Monday, December 21, 2009

The Train and Beijing

Soft sleepers really are the best way to travel.

After I hauled my two over-sized suitcases up the platform, then dragged them on to the train, I found my berth on the second car. There were four beds: two bottoms, two tops. I had the lower left and an older, middle-aged woman had the bottom right. The two tops were to get on at the next stop. Both men. Obvious jokes came to mind.

I read for the first hour while the woman across from me watched me with a strange interest. At one point, she actually reached over, grabbed one side of my book, and twisted it towards her to see what it was. I knew she couldn’t read English, but she could immediately recognize by the form of the writing that it was a book of poems.

“Poetry,” I said. She nodded as if she understood, then went back to staring while I continued to read on. It didn’t occur to me until after I finished the book and set it down in front of me that her interest might have had something to do with the cover of the collection, which prominently features an ink-brush drawing of a nude woman embracing a larger-than-life-sized penis. I was reading “Harlot,” by Jill Alexander Essbaum.

After the hour with the penis-book (which is what I’m sure the woman was secretly calling it to herself), the two men arrived and our berth was full. It didn’t take long for my three train companions to fall asleep, so I switched off the light and sat in darkness, watching China float by in the night.

What I saw passing by were rail-side homes, shops closed and locked up for the night, concrete highway bridges, so many factories and their adjoining barracks, street lamps in their amber sentry, night-rider taxis, and enormous high-rises that looked like monsters after midnight.

There is something incredibly soothing about trains. The hum, the roll of the tracks, the slight rocking, and the steady pace of the railway as it pacifies your voyeuristic desires, all easily lull you to a trance.
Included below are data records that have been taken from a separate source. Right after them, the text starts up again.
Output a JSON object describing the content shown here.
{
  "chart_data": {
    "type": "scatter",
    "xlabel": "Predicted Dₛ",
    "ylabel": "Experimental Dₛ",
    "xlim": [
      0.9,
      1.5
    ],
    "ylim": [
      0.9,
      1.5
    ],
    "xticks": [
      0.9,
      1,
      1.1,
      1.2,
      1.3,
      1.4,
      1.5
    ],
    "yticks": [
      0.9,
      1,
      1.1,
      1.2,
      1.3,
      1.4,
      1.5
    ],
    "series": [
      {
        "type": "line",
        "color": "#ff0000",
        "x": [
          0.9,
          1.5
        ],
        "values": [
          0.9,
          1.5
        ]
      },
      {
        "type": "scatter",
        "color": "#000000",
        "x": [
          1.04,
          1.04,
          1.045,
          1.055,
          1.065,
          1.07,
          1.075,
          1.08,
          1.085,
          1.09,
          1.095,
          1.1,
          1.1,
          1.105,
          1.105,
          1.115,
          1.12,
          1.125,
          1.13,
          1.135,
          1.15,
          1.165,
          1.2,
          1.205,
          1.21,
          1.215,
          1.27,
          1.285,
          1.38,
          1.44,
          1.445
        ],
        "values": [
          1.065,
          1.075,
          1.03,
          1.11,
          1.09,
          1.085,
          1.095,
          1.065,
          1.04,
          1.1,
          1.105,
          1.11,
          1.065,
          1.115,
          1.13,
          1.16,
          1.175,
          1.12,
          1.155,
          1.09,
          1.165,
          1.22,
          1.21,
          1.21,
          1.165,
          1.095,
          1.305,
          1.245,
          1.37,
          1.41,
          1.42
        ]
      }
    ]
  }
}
I’ve never been so comfortable when traveling as I was last night. And the most surprising thing of all may just be that the toilets were western and not squatters.
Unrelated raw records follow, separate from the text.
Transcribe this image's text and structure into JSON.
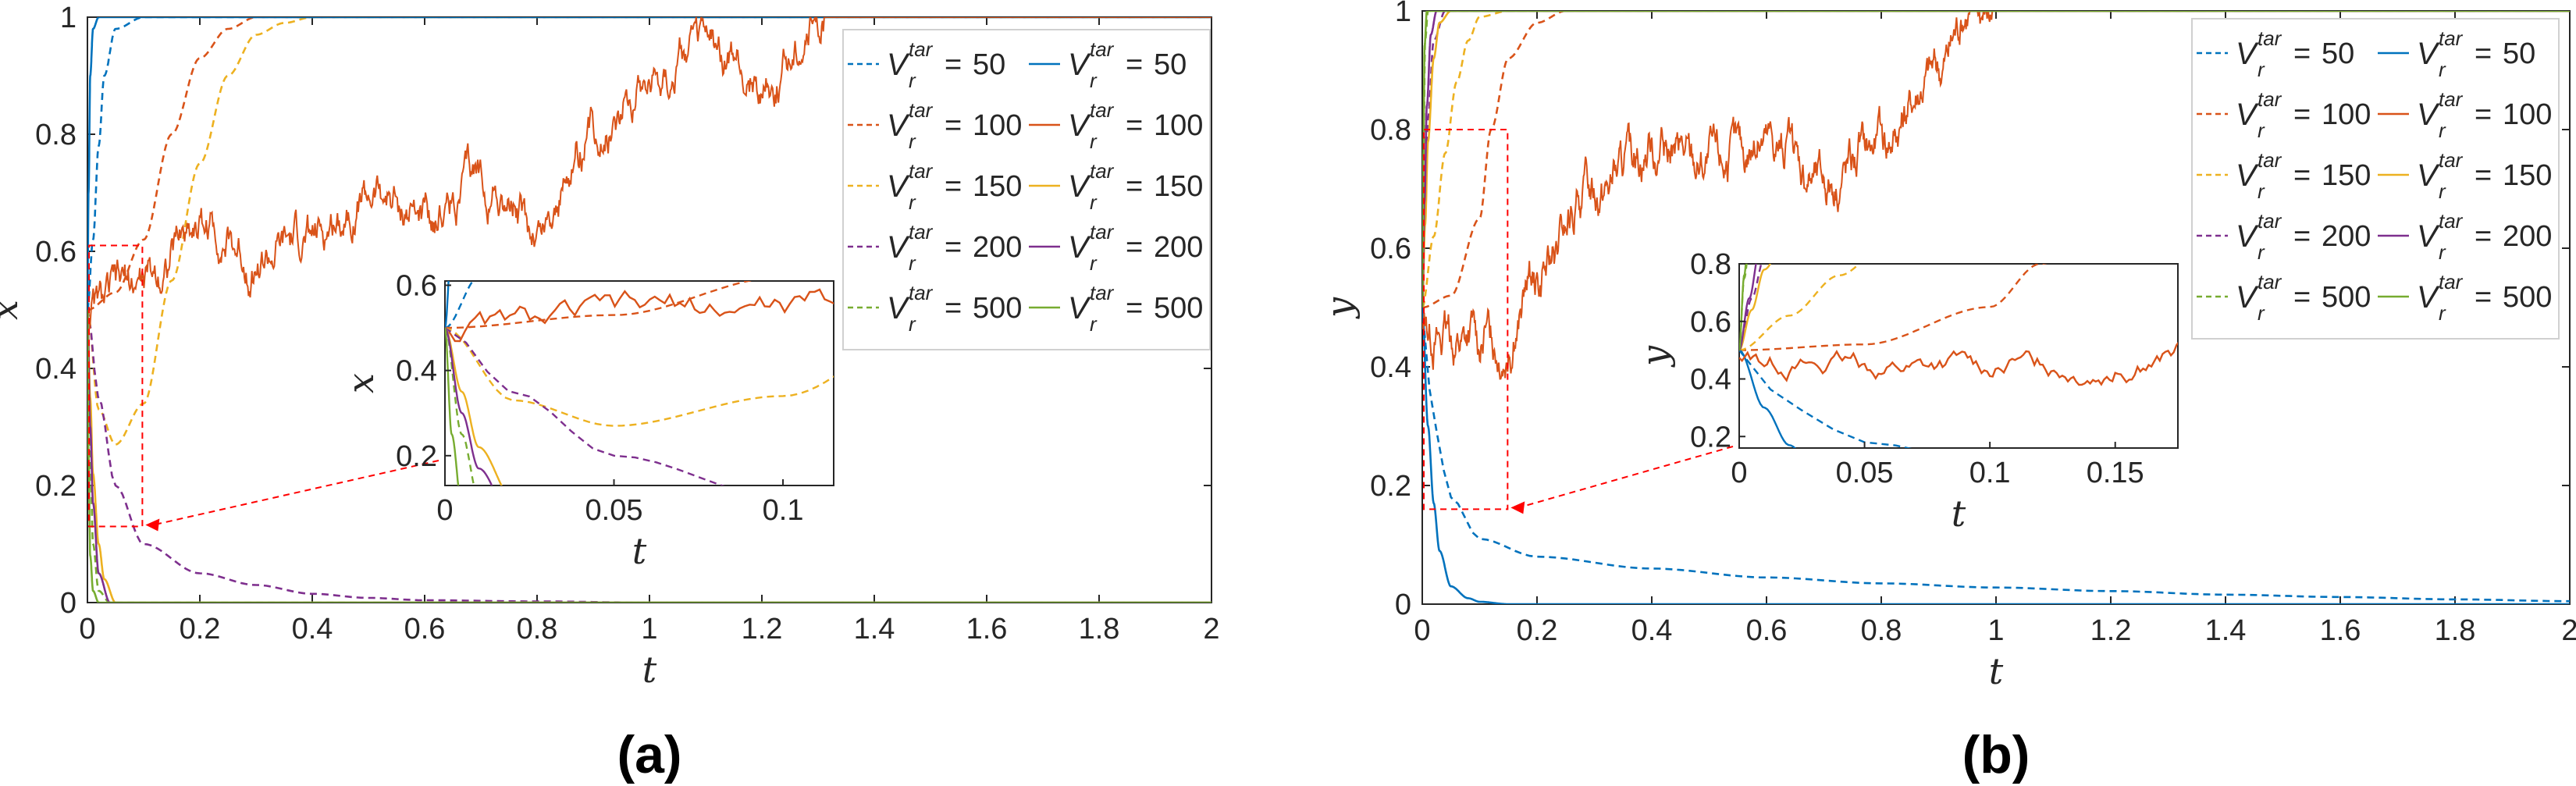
{
  "colors": {
    "c50": "#0072BD",
    "c100": "#D95319",
    "c150": "#EDB120",
    "c200": "#7E2F8E",
    "c500": "#77AC30",
    "axis": "#262626",
    "zoom": "#FF0000"
  },
  "legend": {
    "entries": [
      {
        "v": "50"
      },
      {
        "v": "100"
      },
      {
        "v": "150"
      },
      {
        "v": "200"
      },
      {
        "v": "500"
      }
    ],
    "V": "V",
    "sup": "tar",
    "sub": "r",
    "eq": "="
  },
  "chart_data": [
    {
      "panel": "(a)",
      "type": "line",
      "xlabel": "t",
      "ylabel": "x",
      "xlim": [
        0,
        2
      ],
      "ylim": [
        0,
        1
      ],
      "xticks": [
        "0",
        "0.2",
        "0.4",
        "0.6",
        "0.8",
        "1",
        "1.2",
        "1.4",
        "1.6",
        "1.8",
        "2"
      ],
      "yticks": [
        "0",
        "0.2",
        "0.4",
        "0.6",
        "0.8",
        "1"
      ],
      "legend_position": "top-right",
      "series": [
        {
          "name": "V_r^tar = 50 (dashed)",
          "style": "dashed",
          "color": "#0072BD",
          "x": [
            0,
            0.01,
            0.02,
            0.03,
            0.05,
            0.1
          ],
          "y": [
            0.5,
            0.62,
            0.78,
            0.9,
            0.98,
            1.0
          ]
        },
        {
          "name": "V_r^tar = 100 (dashed)",
          "style": "dashed",
          "color": "#D95319",
          "x": [
            0,
            0.05,
            0.1,
            0.15,
            0.2,
            0.25,
            0.3
          ],
          "y": [
            0.5,
            0.53,
            0.62,
            0.8,
            0.93,
            0.98,
            1.0
          ]
        },
        {
          "name": "V_r^tar = 150 (dashed)",
          "style": "dashed",
          "color": "#EDB120",
          "x": [
            0,
            0.02,
            0.05,
            0.1,
            0.15,
            0.2,
            0.25,
            0.3,
            0.35,
            0.4
          ],
          "y": [
            0.5,
            0.33,
            0.27,
            0.34,
            0.55,
            0.75,
            0.9,
            0.97,
            0.99,
            1.0
          ]
        },
        {
          "name": "V_r^tar = 200 (dashed)",
          "style": "dashed",
          "color": "#7E2F8E",
          "x": [
            0,
            0.02,
            0.05,
            0.1,
            0.2,
            0.3,
            0.4,
            0.5,
            0.6,
            0.8,
            1.0
          ],
          "y": [
            0.5,
            0.35,
            0.2,
            0.1,
            0.05,
            0.03,
            0.015,
            0.008,
            0.004,
            0.002,
            0.0
          ]
        },
        {
          "name": "V_r^tar = 500 (dashed)",
          "style": "dashed",
          "color": "#77AC30",
          "x": [
            0,
            0.005,
            0.01,
            0.02,
            0.04
          ],
          "y": [
            0.5,
            0.25,
            0.1,
            0.02,
            0.0
          ]
        },
        {
          "name": "V_r^tar = 50 (solid)",
          "style": "solid",
          "color": "#0072BD",
          "x": [
            0,
            0.002,
            0.005,
            0.01,
            0.02
          ],
          "y": [
            0.5,
            0.7,
            0.9,
            0.98,
            1.0
          ]
        },
        {
          "name": "V_r^tar = 100 (solid)",
          "style": "noisy",
          "color": "#D95319",
          "x": [
            0,
            0.1,
            0.2,
            0.3,
            0.4,
            0.5,
            0.6,
            0.7,
            0.8,
            0.9,
            1.0,
            1.1,
            1.2,
            1.3,
            1.33
          ],
          "y": [
            0.5,
            0.55,
            0.65,
            0.58,
            0.62,
            0.7,
            0.66,
            0.72,
            0.63,
            0.8,
            0.9,
            0.95,
            0.88,
            1.0,
            1.0
          ]
        },
        {
          "name": "V_r^tar = 150 (solid)",
          "style": "solid",
          "color": "#EDB120",
          "x": [
            0,
            0.005,
            0.01,
            0.02,
            0.03,
            0.05
          ],
          "y": [
            0.5,
            0.35,
            0.22,
            0.1,
            0.04,
            0.0
          ]
        },
        {
          "name": "V_r^tar = 200 (solid)",
          "style": "solid",
          "color": "#7E2F8E",
          "x": [
            0,
            0.005,
            0.01,
            0.02,
            0.04
          ],
          "y": [
            0.5,
            0.3,
            0.17,
            0.05,
            0.0
          ]
        },
        {
          "name": "V_r^tar = 500 (solid)",
          "style": "solid",
          "color": "#77AC30",
          "x": [
            0,
            0.002,
            0.005,
            0.01,
            0.02
          ],
          "y": [
            0.5,
            0.25,
            0.08,
            0.02,
            0.0
          ]
        }
      ],
      "inset": {
        "xlabel": "t",
        "ylabel": "x",
        "xlim": [
          0,
          0.115
        ],
        "ylim": [
          0.13,
          0.61
        ],
        "xticks": [
          "0",
          "0.05",
          "0.1"
        ],
        "yticks": [
          "0.2",
          "0.4",
          "0.6"
        ]
      }
    },
    {
      "panel": "(b)",
      "type": "line",
      "xlabel": "t",
      "ylabel": "y",
      "xlim": [
        0,
        2
      ],
      "ylim": [
        0,
        1
      ],
      "xticks": [
        "0",
        "0.2",
        "0.4",
        "0.6",
        "0.8",
        "1",
        "1.2",
        "1.4",
        "1.6",
        "1.8",
        "2"
      ],
      "yticks": [
        "0",
        "0.2",
        "0.4",
        "0.6",
        "0.8",
        "1"
      ],
      "legend_position": "top-right",
      "series": [
        {
          "name": "V_r^tar = 50 (dashed)",
          "style": "dashed",
          "color": "#0072BD",
          "x": [
            0,
            0.02,
            0.05,
            0.1,
            0.2,
            0.4,
            0.6,
            0.8,
            1.0,
            1.2,
            1.4,
            1.6,
            1.8,
            2.0
          ],
          "y": [
            0.5,
            0.3,
            0.18,
            0.11,
            0.08,
            0.06,
            0.045,
            0.035,
            0.028,
            0.022,
            0.016,
            0.012,
            0.008,
            0.005
          ]
        },
        {
          "name": "V_r^tar = 100 (dashed)",
          "style": "dashed",
          "color": "#D95319",
          "x": [
            0,
            0.05,
            0.1,
            0.12,
            0.15,
            0.2,
            0.25
          ],
          "y": [
            0.5,
            0.52,
            0.65,
            0.8,
            0.92,
            0.98,
            1.0
          ]
        },
        {
          "name": "V_r^tar = 150 (dashed)",
          "style": "dashed",
          "color": "#EDB120",
          "x": [
            0,
            0.02,
            0.04,
            0.06,
            0.08,
            0.1,
            0.15
          ],
          "y": [
            0.5,
            0.62,
            0.76,
            0.88,
            0.95,
            0.99,
            1.0
          ]
        },
        {
          "name": "V_r^tar = 200 (dashed)",
          "style": "dashed",
          "color": "#7E2F8E",
          "x": [
            0,
            0.005,
            0.01,
            0.02,
            0.04
          ],
          "y": [
            0.5,
            0.68,
            0.82,
            0.95,
            1.0
          ]
        },
        {
          "name": "V_r^tar = 500 (dashed)",
          "style": "dashed",
          "color": "#77AC30",
          "x": [
            0,
            0.002,
            0.005,
            0.01
          ],
          "y": [
            0.5,
            0.75,
            0.95,
            1.0
          ]
        },
        {
          "name": "V_r^tar = 50 (solid)",
          "style": "solid",
          "color": "#0072BD",
          "x": [
            0,
            0.01,
            0.02,
            0.03,
            0.05,
            0.08,
            0.1,
            0.15
          ],
          "y": [
            0.5,
            0.3,
            0.17,
            0.09,
            0.03,
            0.01,
            0.004,
            0.0
          ]
        },
        {
          "name": "V_r^tar = 100 (solid)",
          "style": "noisy",
          "color": "#D95319",
          "x": [
            0,
            0.05,
            0.1,
            0.15,
            0.2,
            0.3,
            0.4,
            0.5,
            0.6,
            0.7,
            0.8,
            0.9,
            0.95,
            1.0
          ],
          "y": [
            0.48,
            0.44,
            0.45,
            0.44,
            0.55,
            0.7,
            0.77,
            0.74,
            0.78,
            0.72,
            0.78,
            0.9,
            1.0,
            1.0
          ]
        },
        {
          "name": "V_r^tar = 150 (solid)",
          "style": "solid",
          "color": "#EDB120",
          "x": [
            0,
            0.005,
            0.01,
            0.02,
            0.03,
            0.05
          ],
          "y": [
            0.5,
            0.64,
            0.78,
            0.92,
            0.98,
            1.0
          ]
        },
        {
          "name": "V_r^tar = 200 (solid)",
          "style": "solid",
          "color": "#7E2F8E",
          "x": [
            0,
            0.004,
            0.008,
            0.015,
            0.025
          ],
          "y": [
            0.5,
            0.68,
            0.84,
            0.96,
            1.0
          ]
        },
        {
          "name": "V_r^tar = 500 (solid)",
          "style": "solid",
          "color": "#77AC30",
          "x": [
            0,
            0.002,
            0.004,
            0.008
          ],
          "y": [
            0.5,
            0.76,
            0.94,
            1.0
          ]
        }
      ],
      "inset": {
        "xlabel": "t",
        "ylabel": "y",
        "xlim": [
          0,
          0.175
        ],
        "ylim": [
          0.16,
          0.8
        ],
        "xticks": [
          "0",
          "0.05",
          "0.1",
          "0.15"
        ],
        "yticks": [
          "0.2",
          "0.4",
          "0.6",
          "0.8"
        ]
      }
    }
  ]
}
When my train finally arrived in Beijing, the sun was shining in the early morning traffic. I have not seen sunshine in over two months; Hangzhou has been consistent in its rainy season. Now that I am in the north, I can enjoy colder and drier temperatures along with more of the natural vitamin D. The feeling was incredible and made the twenty-minute taxi ride all the more likable. I sat in the cab, amazed at the sheer size and volume of this city. Beijing goes on and on.

Arriving at my new accommodations (my aunt and uncle’s apartment), I plopped my bags in the street and stared up at a Pepto-Bismol Pink building: home for the next six months. I have my own room at the end of the hall, adjacent to the master bedroom. Two twin beds and a mattress softer than any mattress I’ve felt in the south of China. Down the hall, on the other side of the living room – now decorated in Chinese red ornaments and white snowflakes on a six-and-a-half foot tree for Christmas – and next to the biggest kitchen I’ve seen in China, is my cousin’s room that he shares with his girlfriend. This apartment is a great size and feels like home already.
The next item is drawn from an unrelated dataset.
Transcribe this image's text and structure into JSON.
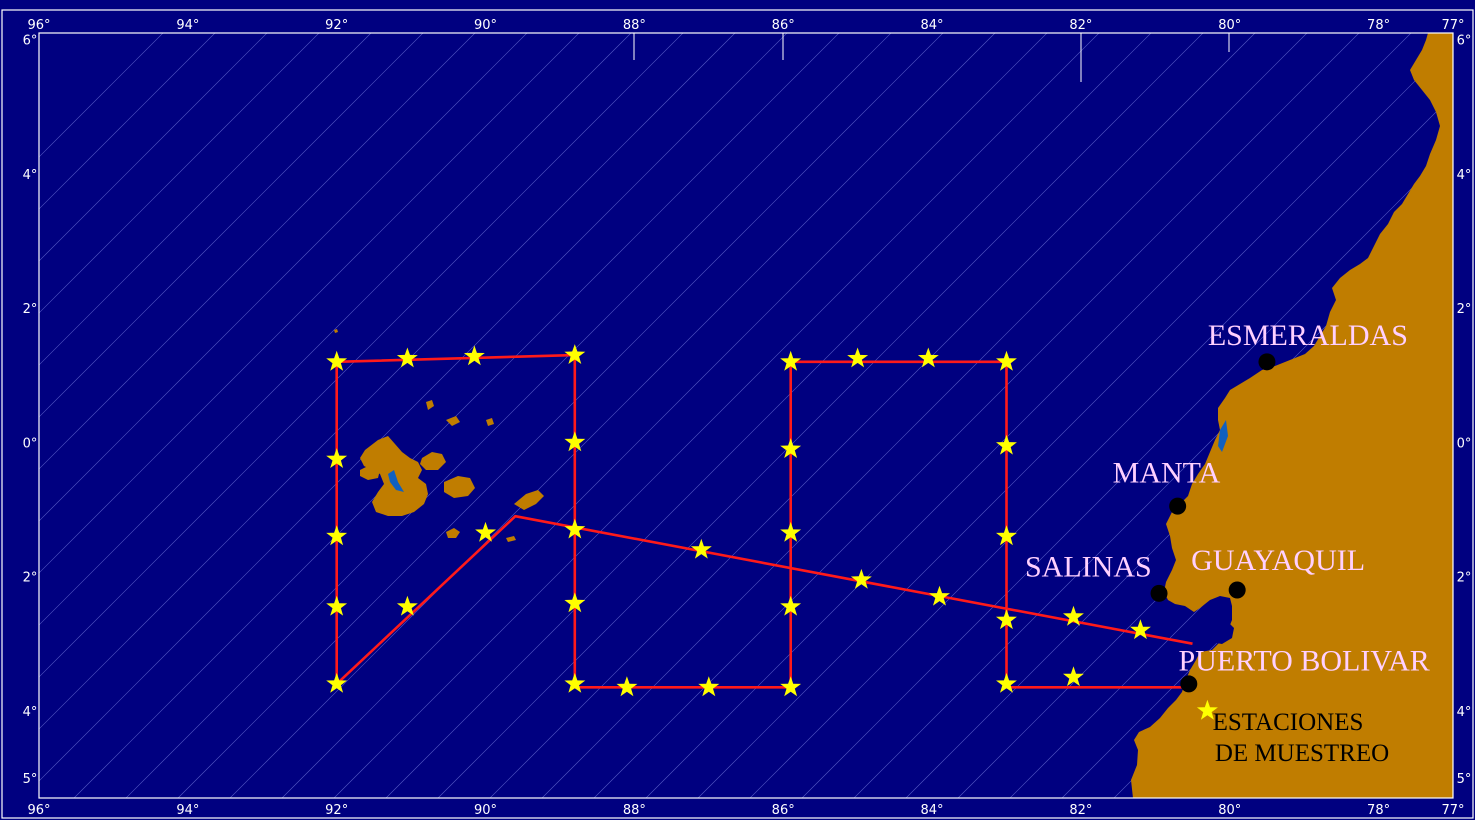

The neighborhood is its own foreign city central. Just around the corner is a delightful little market called April Gourmet, where I promptly snatched up the best food I have seen since my two-week visa stint to Wyoming in September. Across the street from this was a little Italian restaurant where we all had lunch. I’ve basked in the goodness of a palate cleansing and it hasn’t even been twenty-four hours yet. Already, I love this city.

My aunt M and my cousin’s girlfriend, J, took me shopping in the silk markets this afternoon. Our goal was a specific Christmas-shopping list. I had a few things in mind. The main events: a sweater for my cousin Z, and his brother, JET, who will arrive from Canada on Christmas Eve. I bargained with every stall in the first, second, and third floors of the market. Today was not a successful bartering day. I did manage, however, to buy a nice Hilfiger knock-off for my uncle E. One present down. Four to go. Tomorrow I’m going to work on the others.

As I suspected, life in Beijing is far better than it has been in Hangzhou. Compared to this capital city of twelve million people, Hangzhou may as well have been the countryside. It’s a whole new ball game.